Bei der Außenrenovierung wurden erstmals die Sandsteingewände der Barockzeit, die infolge der Witterung und unsachgemäßer Behandlung in der 60er Jahren am Abbröckeln waren, erneuert. Die Kirche erhielt einen neuen Farbton: die Wandfarbe ein zartes Rosa, die Sandsteingewände, Säulen, Gesimse und der Turm ein kräftiges Rot. Die Türen wurden schön nachgearbeitet, die Turmspitze wurde einer gründlichen Revision unterzogen. Schlusspunkt der Außenrenovierung war die Anbringung einer neuen Außenbeleuchtung, auch am nördlichen Aufgang zur Bergkirche, im Frühjahr 2003.

Die Bergkirche in der Zukunft

Seit nun bald 900 Jahren steht dieses Gotteshaus auf dem Goldberg. Wir haben gesehen, dass es eher eine Ausnahme war, wenn die Bergkirche einmal für einen längeren Zeitraum unbeeinträchtigt war oder unverändert belassen wurde. Vielmehr zeigt ihre Geschichte, dass sie innen wie außen ständig Veränderungen unterworfen war. Und die wenigste Zeit hatte sie die Gestalt, die wir heute kennen!

Nahezu jede Generation sah sich vor der Aufgabe, die Inhalte des Glaubens in ihrer Zeit neu auszusagen und zu vermitteln und das Kirchengebäude den Erfordernissen der jeweiligen Zeit neu anzupassen. Dabei ist es immer eine Gratwanderung zwischen dem Bestreben, das Vergangene zu bewahren und gleichzeitig etwas für die Zukunft zu schaffen. Am Ende des 20. Jahrhunderts/Anfang des 21. Jahrhunderts stehen wir ganz neu vor der Aufgabe herauszufinden, was uns der Glaube und die (bauliche) Überlieferung der Vorfahren bedeuten und für welche Bedürfnisse wir die Bergkirche weiter entwickeln wollen.
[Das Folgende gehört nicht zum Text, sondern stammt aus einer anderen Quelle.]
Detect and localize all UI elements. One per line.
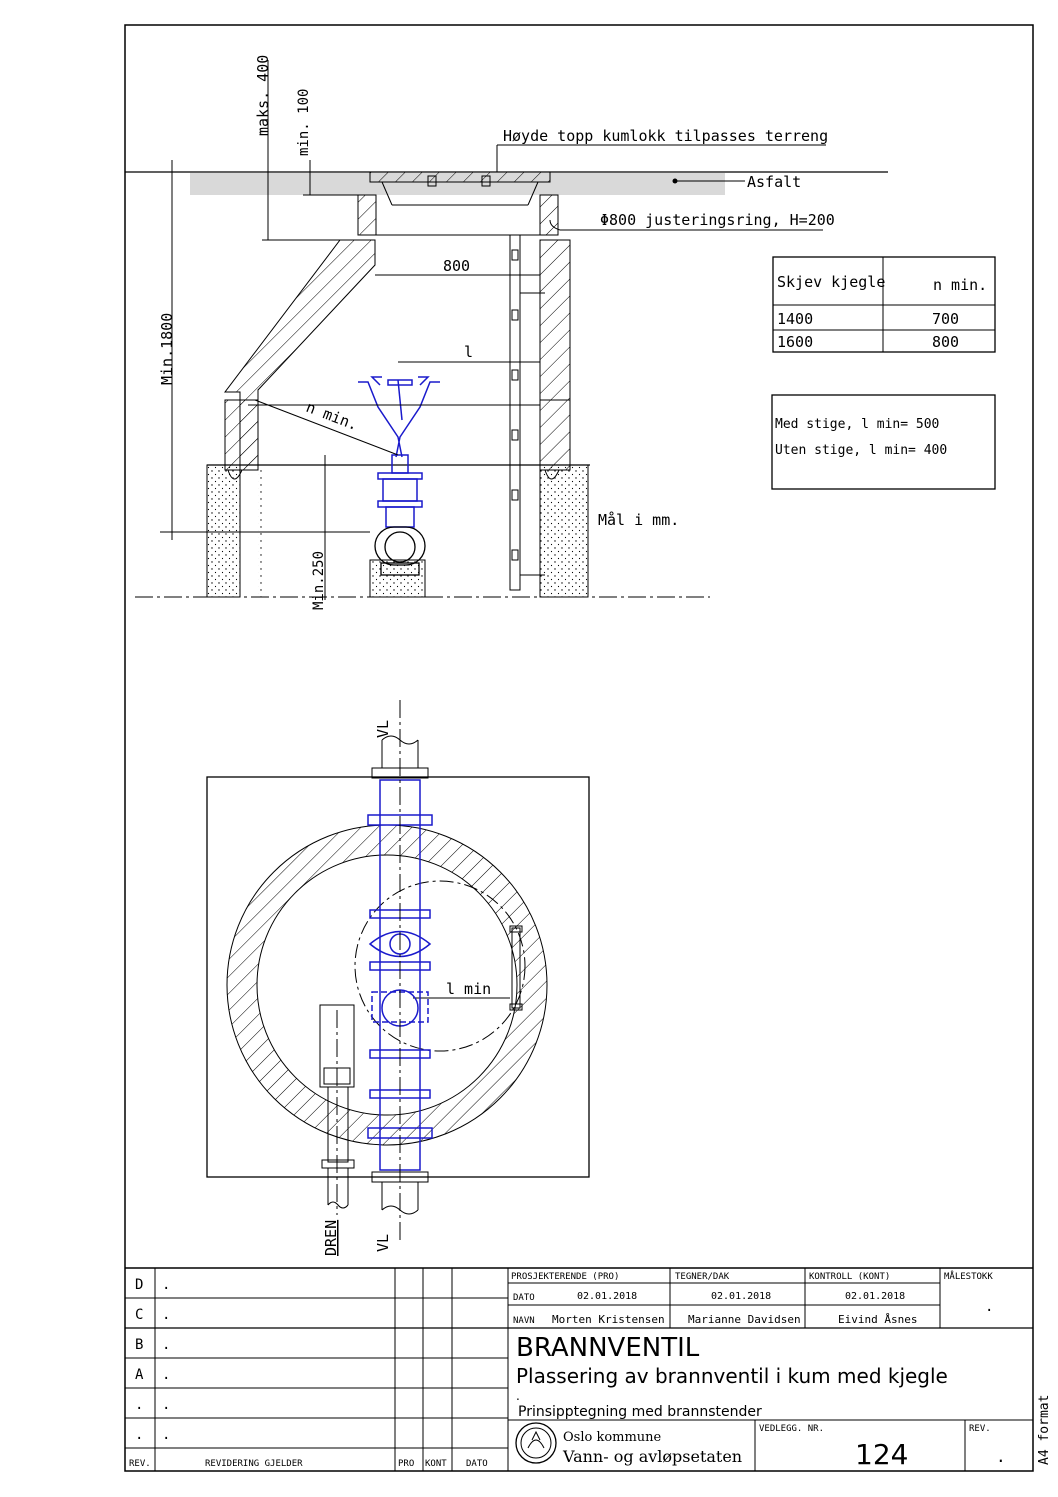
vl-label-top: VL [374, 719, 392, 738]
ladder-note-line: Uten stige, l min= 400 [775, 443, 948, 458]
dim-maks-400: maks. 400 [254, 54, 272, 136]
vedlegg-label: VEDLEGG. NR. [759, 1424, 825, 1434]
ladder-note-box [772, 395, 995, 489]
revision-code: B [135, 1337, 144, 1353]
dren-label: DREN [322, 1219, 340, 1256]
dim-min-1800: Min.1800 [158, 312, 176, 385]
oslo-kommune-logo [516, 1423, 556, 1463]
rev-footer-label: REVIDERING GJELDER [205, 1459, 303, 1469]
drawing-subtitle-dot: . [516, 1389, 520, 1403]
vl-label-bottom: VL [374, 1233, 392, 1252]
project-label: PROSJEKTERENDE (PRO) [511, 1272, 620, 1282]
revision-text: . [162, 1277, 171, 1293]
asfalt-label: Asfalt [747, 173, 802, 191]
ladder-note-line: Med stige, l min= 500 [775, 417, 940, 432]
scale-value: . [985, 1299, 994, 1315]
scale-label: MÅLESTOKK [944, 1272, 993, 1282]
top-note: Høyde topp kumlokk tilpasses terreng [503, 127, 829, 145]
dim-l: l [464, 343, 474, 361]
dim-min-250: Min.250 [311, 550, 327, 610]
control-date: 02.01.2018 [845, 1291, 906, 1302]
cone-table-cell: 700 [932, 310, 960, 328]
org-department: Vann- og avløpsetaten [563, 1447, 743, 1466]
ring-label: Φ800 justeringsring, H=200 [600, 211, 835, 229]
rev-footer-label: REV. [129, 1459, 151, 1469]
revision-text: . [162, 1427, 171, 1443]
dim-n-min: n min. [303, 397, 361, 435]
dim-min-100: min. 100 [296, 88, 312, 156]
dato-label: DATO [513, 1293, 535, 1303]
revision-text: . [162, 1367, 171, 1383]
revision-code: . [135, 1397, 144, 1413]
rev-footer-label: KONT [425, 1459, 447, 1469]
drawing-subtitle: Plassering av brannventil i kum med kjegle [516, 1364, 948, 1388]
project-date: 02.01.2018 [577, 1291, 638, 1302]
cone-table-header-1: Skjev kjegle [777, 273, 886, 291]
control-label: KONTROLL (KONT) [809, 1272, 891, 1282]
cone-table-cell: 800 [932, 333, 960, 351]
revision-code: D [135, 1277, 144, 1293]
sheet-format: A4 format [1037, 1394, 1052, 1465]
vedlegg-number: 124 [855, 1438, 909, 1471]
revision-code: C [135, 1307, 144, 1323]
units-note: Mål i mm. [598, 511, 680, 529]
revision-text: . [162, 1337, 171, 1353]
drawer-label: TEGNER/DAK [675, 1272, 730, 1282]
plan-view [207, 700, 589, 1240]
rev-footer-label: DATO [466, 1459, 488, 1469]
project-name: Morten Kristensen [552, 1313, 665, 1326]
drawing-title: BRANNVENTIL [516, 1333, 700, 1363]
control-name: Eivind Åsnes [838, 1313, 918, 1326]
revision-text: . [162, 1397, 171, 1413]
drawing-subtitle-2: Prinsipptegning med brannstender [518, 1404, 762, 1420]
cone-table-cell: 1600 [777, 333, 814, 351]
revision-text: . [162, 1307, 171, 1323]
dim-800: 800 [443, 257, 471, 275]
drawer-date: 02.01.2018 [711, 1291, 772, 1302]
revision-code: A [135, 1367, 144, 1383]
revision-code: . [135, 1427, 144, 1443]
navn-label: NAVN [513, 1316, 535, 1326]
sheet-frame [125, 25, 1033, 1471]
rev-label: REV. [969, 1424, 991, 1434]
cone-table-cell: 1400 [777, 310, 814, 328]
l-min-label: l min [446, 980, 492, 998]
rev-footer-label: PRO [398, 1459, 415, 1469]
drawer-name: Marianne Davidsen [688, 1313, 801, 1326]
rev-value: . [996, 1447, 1006, 1466]
org-name: Oslo kommune [563, 1430, 662, 1445]
cone-table-header-2: n min. [933, 276, 988, 294]
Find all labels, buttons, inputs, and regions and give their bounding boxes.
Wieder ist es eine Gratwanderung: Wollen wir ein stilrein erhaltenes Gebäude (in seinen spätromanisch-frühgotischen und barocken Teilen) – eine Kirche, wie ein Museum, in dem wir uns aber kaum zu rühren wagen; oder getrauen wir uns, neue Setzungen vorzunehmen, die „modernen“ Anforderungen entgegenkommen? „Stilreinheit oder Kuschelkirche“ – so heißt möglicherweise die Frage, der wir uns stellen müssen, wenn wir unseren Nachfahren eine Kirche hinterlassen wollen, die einerseits von Vergangenem erzählt, aber auch uns in der Gegenwart einen wichtigen Teil unseres Heimatgefühls vermittelt.